Alla morte del padre, il giovane Gonga, accompagnato dal cugino Bart, conduce un’esistenza semplice rovistando tra i rifiuti e le discariche, alla ricerca di pezzi per costruire oggetti da rivendere al mercato delle pulci locale. Tra simpatici e pittoreschi vecchietti sdentati, storie di wrestling e improvvisi cori di canzoni georgiane, i due si imbattono in una cassa piena di croci arrugginite. Da un'idea nasce un occupazione e grandi sogni di diventare businessmen, ma la vendita porta a porta non è troppo lucrativa e, in aggiunta, Bart perde gli utili al casinò, con cui avrebbe dovuto pagare un debito a dei pericolosi strozzini. I cugini si separano dunque nelle loro rispettive ricerche di un posto nel mondo, alla scoperta di ciò che per loro significa l’amore.

Una terra sterile, decadente e povera, che sembra inghiottire qualsiasi prospettiva e dove la fredda apatia della gioventù si scontra con una senilità spensierata: in un contesto che riflette un dopoguerra che pare eterno, la felicità risiede nelle piccole cose vissute dai personaggi, che sono come bambini curiosi e creativi.
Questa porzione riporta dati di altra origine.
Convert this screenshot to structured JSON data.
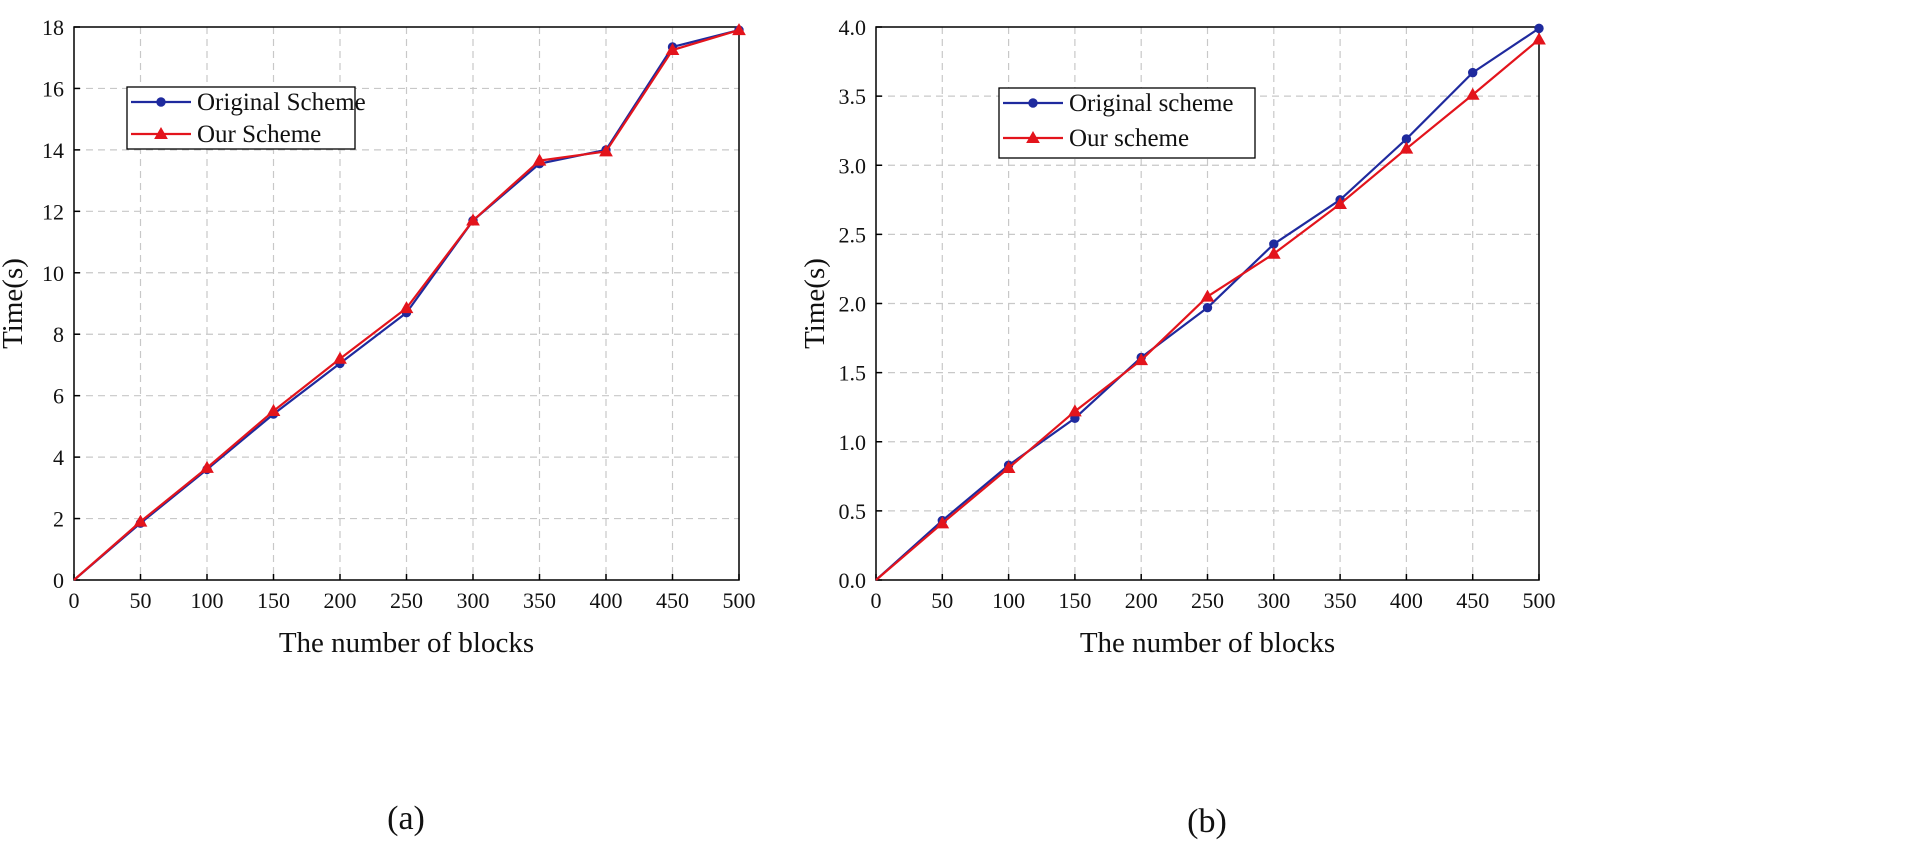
{
  "chart_data": [
    {
      "type": "line",
      "panel_label": "(a)",
      "xlabel": "The number of blocks",
      "ylabel": "Time(s)",
      "xlim": [
        0,
        500
      ],
      "ylim": [
        0,
        18
      ],
      "x_ticks": [
        "0",
        "50",
        "100",
        "150",
        "200",
        "250",
        "300",
        "350",
        "400",
        "450",
        "500"
      ],
      "y_ticks": [
        "0",
        "2",
        "4",
        "6",
        "8",
        "10",
        "12",
        "14",
        "16",
        "18"
      ],
      "grid": true,
      "legend_position": "top-left",
      "x": [
        0,
        50,
        100,
        150,
        200,
        250,
        300,
        350,
        400,
        450,
        500
      ],
      "series": [
        {
          "name": "Original Scheme",
          "color": "#1f2a9e",
          "marker": "circle",
          "values": [
            0,
            1.85,
            3.6,
            5.4,
            7.05,
            8.7,
            11.7,
            13.55,
            14.0,
            17.35,
            17.9
          ]
        },
        {
          "name": "Our Scheme",
          "color": "#e3141c",
          "marker": "triangle",
          "values": [
            0,
            1.9,
            3.65,
            5.5,
            7.2,
            8.85,
            11.7,
            13.65,
            13.95,
            17.25,
            17.9
          ]
        }
      ]
    },
    {
      "type": "line",
      "panel_label": "(b)",
      "xlabel": "The number of blocks",
      "ylabel": "Time(s)",
      "xlim": [
        0,
        500
      ],
      "ylim": [
        0,
        4.0
      ],
      "x_ticks": [
        "0",
        "50",
        "100",
        "150",
        "200",
        "250",
        "300",
        "350",
        "400",
        "450",
        "500"
      ],
      "y_ticks": [
        "0.0",
        "0.5",
        "1.0",
        "1.5",
        "2.0",
        "2.5",
        "3.0",
        "3.5",
        "4.0"
      ],
      "grid": true,
      "legend_position": "top-left",
      "x": [
        0,
        50,
        100,
        150,
        200,
        250,
        300,
        350,
        400,
        450,
        500
      ],
      "series": [
        {
          "name": "Original scheme",
          "color": "#1f2a9e",
          "marker": "circle",
          "values": [
            0,
            0.43,
            0.83,
            1.17,
            1.61,
            1.97,
            2.43,
            2.75,
            3.19,
            3.67,
            3.99
          ]
        },
        {
          "name": "Our scheme",
          "color": "#e3141c",
          "marker": "triangle",
          "values": [
            0,
            0.41,
            0.81,
            1.22,
            1.59,
            2.05,
            2.36,
            2.72,
            3.12,
            3.51,
            3.91
          ]
        }
      ]
    }
  ]
}
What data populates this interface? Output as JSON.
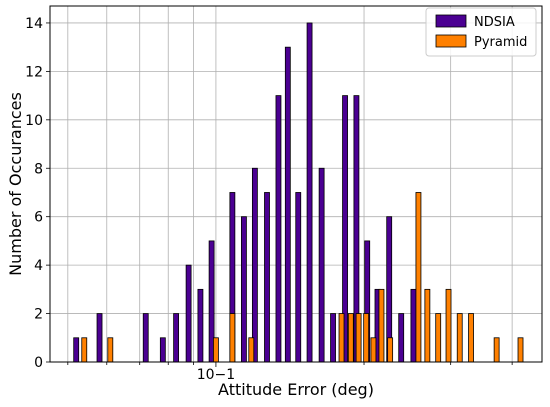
{
  "chart_data": {
    "type": "bar",
    "xscale": "log",
    "xlabel": "Attitude Error (deg)",
    "ylabel": "Number of Occurances",
    "x_tick_major_label": "10−1",
    "x_tick_major_value": 0.1,
    "ylim": [
      0,
      14.7
    ],
    "yticks": [
      0,
      2,
      4,
      6,
      8,
      10,
      12,
      14
    ],
    "grid": true,
    "legend_position": "top-right",
    "series": [
      {
        "name": "NDSIA",
        "color": "#4b0092",
        "points": [
          {
            "x": 0.052,
            "y": 1
          },
          {
            "x": 0.058,
            "y": 2
          },
          {
            "x": 0.072,
            "y": 2
          },
          {
            "x": 0.078,
            "y": 1
          },
          {
            "x": 0.083,
            "y": 2
          },
          {
            "x": 0.088,
            "y": 4
          },
          {
            "x": 0.093,
            "y": 3
          },
          {
            "x": 0.098,
            "y": 5
          },
          {
            "x": 0.108,
            "y": 7
          },
          {
            "x": 0.114,
            "y": 6
          },
          {
            "x": 0.12,
            "y": 8
          },
          {
            "x": 0.127,
            "y": 7
          },
          {
            "x": 0.134,
            "y": 11
          },
          {
            "x": 0.14,
            "y": 13
          },
          {
            "x": 0.147,
            "y": 7
          },
          {
            "x": 0.155,
            "y": 14
          },
          {
            "x": 0.164,
            "y": 8
          },
          {
            "x": 0.173,
            "y": 2
          },
          {
            "x": 0.183,
            "y": 11
          },
          {
            "x": 0.193,
            "y": 11
          },
          {
            "x": 0.203,
            "y": 5
          },
          {
            "x": 0.213,
            "y": 3
          },
          {
            "x": 0.225,
            "y": 6
          },
          {
            "x": 0.238,
            "y": 2
          },
          {
            "x": 0.252,
            "y": 3
          }
        ]
      },
      {
        "name": "Pyramid",
        "color": "#ff8000",
        "points": [
          {
            "x": 0.054,
            "y": 1
          },
          {
            "x": 0.061,
            "y": 1
          },
          {
            "x": 0.1,
            "y": 1
          },
          {
            "x": 0.108,
            "y": 2
          },
          {
            "x": 0.118,
            "y": 1
          },
          {
            "x": 0.18,
            "y": 2
          },
          {
            "x": 0.188,
            "y": 2
          },
          {
            "x": 0.195,
            "y": 2
          },
          {
            "x": 0.202,
            "y": 2
          },
          {
            "x": 0.209,
            "y": 1
          },
          {
            "x": 0.217,
            "y": 3
          },
          {
            "x": 0.226,
            "y": 1
          },
          {
            "x": 0.258,
            "y": 7
          },
          {
            "x": 0.269,
            "y": 3
          },
          {
            "x": 0.283,
            "y": 2
          },
          {
            "x": 0.297,
            "y": 3
          },
          {
            "x": 0.313,
            "y": 2
          },
          {
            "x": 0.33,
            "y": 2
          },
          {
            "x": 0.372,
            "y": 1
          },
          {
            "x": 0.416,
            "y": 1
          }
        ]
      }
    ]
  }
}
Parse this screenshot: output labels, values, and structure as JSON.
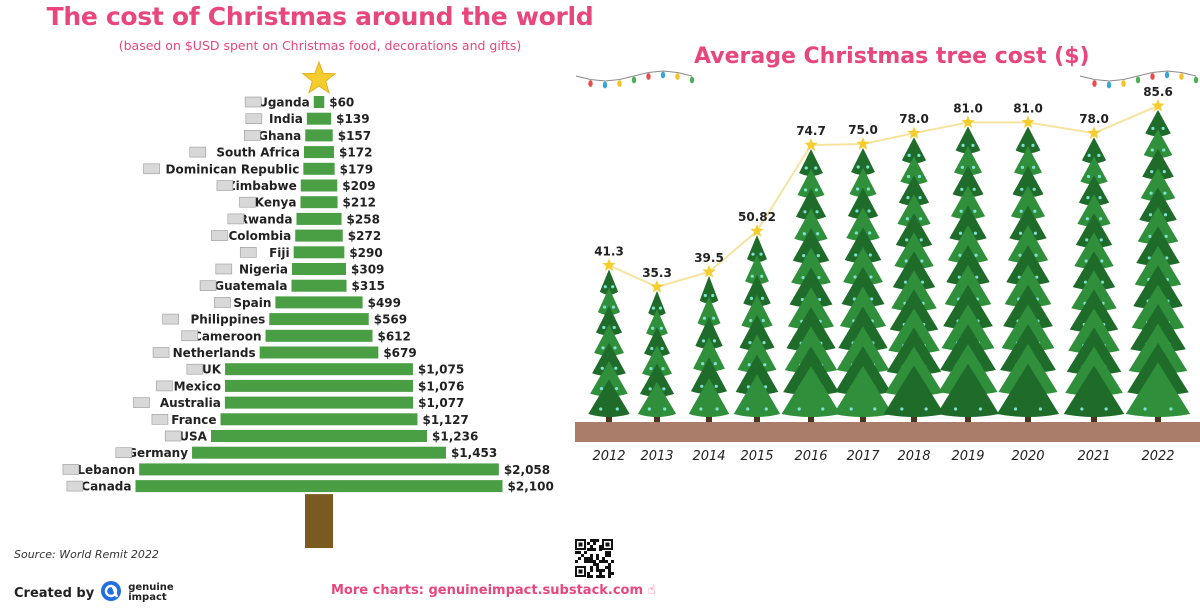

La povertà di mezzi non ostacola un’ottima costruzione e diventa dunque un valore aggiunto, che rispecchia una popolazione amabile e contribuisce a dare vita a un’atmosfera unica, uno strano misto tra gaia spensieratezza e apatia, dal retrogusto a volte dolce altre amaro, con quel pizzico di follia che riesce a far nascere un sorriso.